You misspelled "width".
Your two scale_fill
lines are pointless. ggplot
will only take one fill scale, whichever one appears last. You can't "modify" the fill scale like that. You ought to have received a warning about it that explicitly said:
Scale for 'fill' is already present. Adding another scale for 'fill', which will replace the existing scale.
The error message you got said:
Mapping a variable to y and also using stat="bin"
i.e. you specified y = proteinN
while also using stat = "bin"
in geom_bar
(the default). It went on to explain:
With stat="bin", it will attempt to set the y value to the count of cases in each group.
i.e. rather than plot the values in y
, it will try to count the number of instances of, say, insol
, and plot that. (Three, in this case.) A cursory examination of the examples in ?geom_bar
immediately reveals that most of the examples only specify an x variable. Until you get to this example in the help:
# When the data contains y values in a column, use stat="identity"
library(plyr)
# Calculate the mean mpg for each level of cyl
mm <- ddply(mtcars, "cyl", summarise, mmpg = mean(mpg))
ggplot(mm, aes(x = factor(cyl), y = mmpg)) + geom_bar(stat = "identity")

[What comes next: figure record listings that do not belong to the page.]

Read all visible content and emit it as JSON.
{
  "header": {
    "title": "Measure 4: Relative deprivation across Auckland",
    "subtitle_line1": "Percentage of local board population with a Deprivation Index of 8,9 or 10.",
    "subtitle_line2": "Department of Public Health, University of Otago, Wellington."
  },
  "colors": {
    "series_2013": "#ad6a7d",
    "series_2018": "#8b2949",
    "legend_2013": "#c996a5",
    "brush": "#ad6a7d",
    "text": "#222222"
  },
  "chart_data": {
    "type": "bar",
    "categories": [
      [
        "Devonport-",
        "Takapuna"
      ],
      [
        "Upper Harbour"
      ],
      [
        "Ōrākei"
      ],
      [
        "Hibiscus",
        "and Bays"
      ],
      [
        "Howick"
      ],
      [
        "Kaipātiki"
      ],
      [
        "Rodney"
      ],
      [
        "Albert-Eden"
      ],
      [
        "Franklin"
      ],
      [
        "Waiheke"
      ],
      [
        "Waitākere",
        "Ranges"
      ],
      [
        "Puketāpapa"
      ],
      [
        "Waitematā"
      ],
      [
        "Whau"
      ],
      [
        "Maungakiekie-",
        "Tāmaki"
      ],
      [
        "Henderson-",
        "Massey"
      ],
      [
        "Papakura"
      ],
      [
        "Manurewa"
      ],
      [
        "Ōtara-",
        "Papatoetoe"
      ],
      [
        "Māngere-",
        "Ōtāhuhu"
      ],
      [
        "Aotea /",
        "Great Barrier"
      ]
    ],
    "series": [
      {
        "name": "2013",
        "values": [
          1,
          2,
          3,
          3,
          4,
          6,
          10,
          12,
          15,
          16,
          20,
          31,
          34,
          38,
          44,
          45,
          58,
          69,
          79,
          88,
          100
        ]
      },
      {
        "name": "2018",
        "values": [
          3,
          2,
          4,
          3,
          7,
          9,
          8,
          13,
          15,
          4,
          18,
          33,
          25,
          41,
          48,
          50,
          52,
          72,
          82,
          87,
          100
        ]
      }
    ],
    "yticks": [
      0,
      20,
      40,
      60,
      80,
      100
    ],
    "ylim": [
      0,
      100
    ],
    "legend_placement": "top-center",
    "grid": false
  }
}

where it demonstrates that when you specify the precise y
values you want, you have to also say stat = "identity"
. Conveniently, the error message also said this:
If you want y to represent values in the data, use stat="identity".
The final piece was knowing that since the overlaid bars only have one value per x value, we should really collapse that piece down to the minimum information needed via:
unique(data[,c('method','specific')]
or just split it off into it's own data frame ahead of time.